Seaborn is a plotting library which provides us with plenty of options to visualize our data analysis. Based on matplotlib, seaborn enables us to quickly generate a neat and sleek visualization with sensible defaults with a single line of code. Most of our visualization needs during Exploratory Data Analysis (EDA) are adequately and easily handled by seaborn. However, one aspect which one may have found wanting with these plots is to be able to annotate these plots with values and other highlights which would more effectively bring out the story or insight you are trying to extract from the data.

Below, I will show you a couple of ways in which you can add annotations (eg. value of median in a box plot or the value corresponding to a barplot) to your plots.

First up, let us load the required libraries.

The basic python libraries required

We will use the in-built tips dataset from seaborn.

tips is an in-built data set for demo purposes included with seaborn
a snapshot of the tips dataset
Dimensions of the tips dataset

The tips dataset has 244 observations of 7 features that include the total bill amount, tip amount, gender of the person paying the bill, whether he/she is a smoker or not, day on which the meal was had, time (dinner/lunch) and size of the group having the meal.

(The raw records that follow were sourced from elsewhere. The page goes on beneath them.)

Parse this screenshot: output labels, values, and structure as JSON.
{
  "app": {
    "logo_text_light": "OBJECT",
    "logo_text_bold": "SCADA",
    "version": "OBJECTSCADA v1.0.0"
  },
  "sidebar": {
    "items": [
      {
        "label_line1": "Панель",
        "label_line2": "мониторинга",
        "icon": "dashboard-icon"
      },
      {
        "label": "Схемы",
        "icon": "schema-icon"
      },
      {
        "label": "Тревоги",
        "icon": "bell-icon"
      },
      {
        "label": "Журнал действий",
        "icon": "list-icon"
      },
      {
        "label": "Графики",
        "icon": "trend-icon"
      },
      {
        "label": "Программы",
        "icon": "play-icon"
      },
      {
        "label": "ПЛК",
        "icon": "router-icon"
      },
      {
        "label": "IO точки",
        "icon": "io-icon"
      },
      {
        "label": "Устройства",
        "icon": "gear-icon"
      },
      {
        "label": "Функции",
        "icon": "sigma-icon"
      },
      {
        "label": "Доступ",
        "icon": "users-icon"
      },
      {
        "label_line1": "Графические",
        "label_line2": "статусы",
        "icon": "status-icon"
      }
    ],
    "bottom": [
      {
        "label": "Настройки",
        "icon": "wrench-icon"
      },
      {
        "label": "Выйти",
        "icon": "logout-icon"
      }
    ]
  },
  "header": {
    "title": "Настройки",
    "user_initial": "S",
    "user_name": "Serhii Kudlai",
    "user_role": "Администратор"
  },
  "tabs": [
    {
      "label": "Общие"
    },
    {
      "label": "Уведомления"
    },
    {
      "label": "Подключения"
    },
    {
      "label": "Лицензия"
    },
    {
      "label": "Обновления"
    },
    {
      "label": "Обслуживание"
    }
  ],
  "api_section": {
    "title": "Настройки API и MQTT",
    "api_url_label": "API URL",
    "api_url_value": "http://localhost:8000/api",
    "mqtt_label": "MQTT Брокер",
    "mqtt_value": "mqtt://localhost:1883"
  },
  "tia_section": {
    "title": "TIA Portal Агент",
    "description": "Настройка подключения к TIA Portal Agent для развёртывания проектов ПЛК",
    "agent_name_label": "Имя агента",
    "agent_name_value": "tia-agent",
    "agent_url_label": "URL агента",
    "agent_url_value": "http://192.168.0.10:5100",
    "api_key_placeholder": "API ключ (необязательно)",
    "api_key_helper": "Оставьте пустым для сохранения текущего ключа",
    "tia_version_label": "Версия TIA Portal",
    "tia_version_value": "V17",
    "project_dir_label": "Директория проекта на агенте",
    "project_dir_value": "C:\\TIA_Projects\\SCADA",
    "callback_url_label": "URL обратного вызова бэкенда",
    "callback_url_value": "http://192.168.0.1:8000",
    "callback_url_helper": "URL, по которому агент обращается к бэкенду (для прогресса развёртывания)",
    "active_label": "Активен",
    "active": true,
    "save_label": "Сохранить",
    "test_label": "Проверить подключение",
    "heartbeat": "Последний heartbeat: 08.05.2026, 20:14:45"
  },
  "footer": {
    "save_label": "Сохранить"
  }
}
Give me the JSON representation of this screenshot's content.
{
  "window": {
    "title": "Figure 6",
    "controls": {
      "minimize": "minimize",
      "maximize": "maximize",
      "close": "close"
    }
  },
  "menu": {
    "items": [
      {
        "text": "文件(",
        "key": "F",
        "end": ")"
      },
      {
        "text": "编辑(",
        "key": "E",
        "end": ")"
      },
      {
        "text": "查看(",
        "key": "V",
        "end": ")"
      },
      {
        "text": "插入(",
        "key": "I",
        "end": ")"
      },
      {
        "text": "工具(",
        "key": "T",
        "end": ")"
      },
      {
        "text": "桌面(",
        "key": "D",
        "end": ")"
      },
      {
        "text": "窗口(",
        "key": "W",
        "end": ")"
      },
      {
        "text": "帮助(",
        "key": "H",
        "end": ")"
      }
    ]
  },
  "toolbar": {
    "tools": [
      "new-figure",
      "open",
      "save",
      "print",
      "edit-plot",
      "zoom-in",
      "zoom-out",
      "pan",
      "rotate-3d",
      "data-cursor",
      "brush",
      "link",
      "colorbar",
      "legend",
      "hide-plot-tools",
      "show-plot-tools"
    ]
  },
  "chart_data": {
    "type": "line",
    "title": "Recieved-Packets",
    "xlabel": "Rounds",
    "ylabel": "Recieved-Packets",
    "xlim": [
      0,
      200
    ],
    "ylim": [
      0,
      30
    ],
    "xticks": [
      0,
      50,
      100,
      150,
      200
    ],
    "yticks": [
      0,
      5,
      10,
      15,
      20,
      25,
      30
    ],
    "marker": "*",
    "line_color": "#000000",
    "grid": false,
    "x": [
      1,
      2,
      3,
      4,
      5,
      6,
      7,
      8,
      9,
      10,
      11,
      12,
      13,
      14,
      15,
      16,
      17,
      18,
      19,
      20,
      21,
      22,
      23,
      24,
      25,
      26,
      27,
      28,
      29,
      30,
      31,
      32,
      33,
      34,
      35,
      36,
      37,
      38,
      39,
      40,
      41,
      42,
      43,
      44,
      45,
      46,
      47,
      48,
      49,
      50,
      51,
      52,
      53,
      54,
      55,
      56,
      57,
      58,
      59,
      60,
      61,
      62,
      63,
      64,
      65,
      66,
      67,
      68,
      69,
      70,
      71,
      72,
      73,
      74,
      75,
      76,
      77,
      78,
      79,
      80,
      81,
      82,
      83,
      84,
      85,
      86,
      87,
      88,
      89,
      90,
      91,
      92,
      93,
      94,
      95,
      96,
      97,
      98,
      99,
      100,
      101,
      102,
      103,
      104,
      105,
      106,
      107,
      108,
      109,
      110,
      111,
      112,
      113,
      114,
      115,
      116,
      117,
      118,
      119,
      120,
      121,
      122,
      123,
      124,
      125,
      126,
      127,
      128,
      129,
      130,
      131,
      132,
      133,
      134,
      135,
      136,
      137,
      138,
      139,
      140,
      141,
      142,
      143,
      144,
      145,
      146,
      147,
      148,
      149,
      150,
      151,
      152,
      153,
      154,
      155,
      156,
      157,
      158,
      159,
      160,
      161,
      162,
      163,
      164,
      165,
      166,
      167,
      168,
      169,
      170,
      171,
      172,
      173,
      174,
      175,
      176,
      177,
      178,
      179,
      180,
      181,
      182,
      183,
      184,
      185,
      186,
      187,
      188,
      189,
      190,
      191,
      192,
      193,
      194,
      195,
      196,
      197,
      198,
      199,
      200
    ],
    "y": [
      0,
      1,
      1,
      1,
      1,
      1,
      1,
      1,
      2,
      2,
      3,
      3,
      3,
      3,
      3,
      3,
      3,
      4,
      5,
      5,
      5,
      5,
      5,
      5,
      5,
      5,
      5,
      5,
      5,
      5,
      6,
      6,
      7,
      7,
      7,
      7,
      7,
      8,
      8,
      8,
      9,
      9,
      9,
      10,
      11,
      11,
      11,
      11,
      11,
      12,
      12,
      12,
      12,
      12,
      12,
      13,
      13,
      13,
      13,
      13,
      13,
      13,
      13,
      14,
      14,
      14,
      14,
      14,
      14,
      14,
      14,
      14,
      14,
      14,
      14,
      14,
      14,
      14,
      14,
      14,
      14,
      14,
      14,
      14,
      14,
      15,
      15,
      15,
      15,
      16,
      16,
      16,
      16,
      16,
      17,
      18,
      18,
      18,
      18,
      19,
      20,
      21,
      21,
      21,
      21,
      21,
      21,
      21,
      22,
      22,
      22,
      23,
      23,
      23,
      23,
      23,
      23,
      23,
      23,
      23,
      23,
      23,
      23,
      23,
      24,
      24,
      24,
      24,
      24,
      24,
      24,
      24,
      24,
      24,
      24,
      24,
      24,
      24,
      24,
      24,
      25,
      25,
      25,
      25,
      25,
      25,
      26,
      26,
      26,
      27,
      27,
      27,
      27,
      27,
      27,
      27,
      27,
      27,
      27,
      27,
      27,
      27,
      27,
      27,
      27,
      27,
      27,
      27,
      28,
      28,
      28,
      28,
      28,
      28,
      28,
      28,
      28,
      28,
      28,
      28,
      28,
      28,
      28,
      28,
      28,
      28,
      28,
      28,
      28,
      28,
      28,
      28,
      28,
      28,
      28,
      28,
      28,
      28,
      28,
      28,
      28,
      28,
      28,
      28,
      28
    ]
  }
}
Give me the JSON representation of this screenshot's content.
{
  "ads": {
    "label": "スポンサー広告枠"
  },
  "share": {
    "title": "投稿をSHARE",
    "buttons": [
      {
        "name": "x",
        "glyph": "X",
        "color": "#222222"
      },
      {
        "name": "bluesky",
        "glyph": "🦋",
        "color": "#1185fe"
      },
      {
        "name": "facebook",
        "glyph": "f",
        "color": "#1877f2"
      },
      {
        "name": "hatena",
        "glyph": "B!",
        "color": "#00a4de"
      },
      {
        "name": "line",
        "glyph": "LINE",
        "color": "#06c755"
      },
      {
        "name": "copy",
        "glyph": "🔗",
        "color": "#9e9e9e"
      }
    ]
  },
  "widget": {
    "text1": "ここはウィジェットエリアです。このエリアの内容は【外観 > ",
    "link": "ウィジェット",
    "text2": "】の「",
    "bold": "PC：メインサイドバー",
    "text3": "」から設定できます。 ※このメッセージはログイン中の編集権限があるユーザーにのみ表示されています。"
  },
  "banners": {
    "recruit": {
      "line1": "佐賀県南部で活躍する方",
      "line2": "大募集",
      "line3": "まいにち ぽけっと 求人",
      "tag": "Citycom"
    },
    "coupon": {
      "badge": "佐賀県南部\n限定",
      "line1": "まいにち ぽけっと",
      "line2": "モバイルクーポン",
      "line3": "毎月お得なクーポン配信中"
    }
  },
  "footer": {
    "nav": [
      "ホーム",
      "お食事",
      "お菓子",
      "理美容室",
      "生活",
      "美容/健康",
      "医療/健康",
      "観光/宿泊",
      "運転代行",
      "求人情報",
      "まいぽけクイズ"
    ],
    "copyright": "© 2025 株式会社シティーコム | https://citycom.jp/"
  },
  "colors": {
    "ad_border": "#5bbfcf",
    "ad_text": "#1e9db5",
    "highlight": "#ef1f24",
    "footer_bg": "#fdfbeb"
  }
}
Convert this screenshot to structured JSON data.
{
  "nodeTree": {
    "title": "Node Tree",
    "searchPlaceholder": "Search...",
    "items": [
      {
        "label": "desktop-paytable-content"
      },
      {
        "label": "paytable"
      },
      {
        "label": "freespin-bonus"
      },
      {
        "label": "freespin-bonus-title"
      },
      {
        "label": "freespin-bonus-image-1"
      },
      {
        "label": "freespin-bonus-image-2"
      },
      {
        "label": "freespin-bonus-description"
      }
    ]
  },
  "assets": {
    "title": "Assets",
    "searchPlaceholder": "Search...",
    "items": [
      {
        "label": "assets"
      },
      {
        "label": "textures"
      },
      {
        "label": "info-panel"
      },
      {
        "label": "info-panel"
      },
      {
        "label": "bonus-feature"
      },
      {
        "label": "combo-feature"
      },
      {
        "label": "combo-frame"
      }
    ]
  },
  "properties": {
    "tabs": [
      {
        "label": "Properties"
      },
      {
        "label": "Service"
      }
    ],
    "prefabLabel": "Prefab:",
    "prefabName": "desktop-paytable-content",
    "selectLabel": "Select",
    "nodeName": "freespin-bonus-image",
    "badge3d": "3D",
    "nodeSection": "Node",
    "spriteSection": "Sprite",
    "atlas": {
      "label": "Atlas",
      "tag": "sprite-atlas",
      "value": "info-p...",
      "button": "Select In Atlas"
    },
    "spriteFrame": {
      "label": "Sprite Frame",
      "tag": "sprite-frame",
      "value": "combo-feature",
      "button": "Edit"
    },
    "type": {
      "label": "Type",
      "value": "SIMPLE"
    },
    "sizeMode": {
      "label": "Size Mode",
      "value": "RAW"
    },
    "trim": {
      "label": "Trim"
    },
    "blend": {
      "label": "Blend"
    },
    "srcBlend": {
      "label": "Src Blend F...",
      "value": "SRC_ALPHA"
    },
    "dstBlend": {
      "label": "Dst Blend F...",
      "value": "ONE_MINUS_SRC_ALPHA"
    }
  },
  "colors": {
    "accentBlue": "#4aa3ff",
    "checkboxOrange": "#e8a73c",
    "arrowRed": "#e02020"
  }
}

Now, say we want to check out the distribution of the total bill value by day of the week to see if there is any difference. It is easily done using the boxplots for each day of the week.

But wouldn't it be great if we could also display the median value of total bill on each day of the week? Yes, that would be nice and we can do it! First, let us calculate the median total bill amount day-wise using the groupby( ) function.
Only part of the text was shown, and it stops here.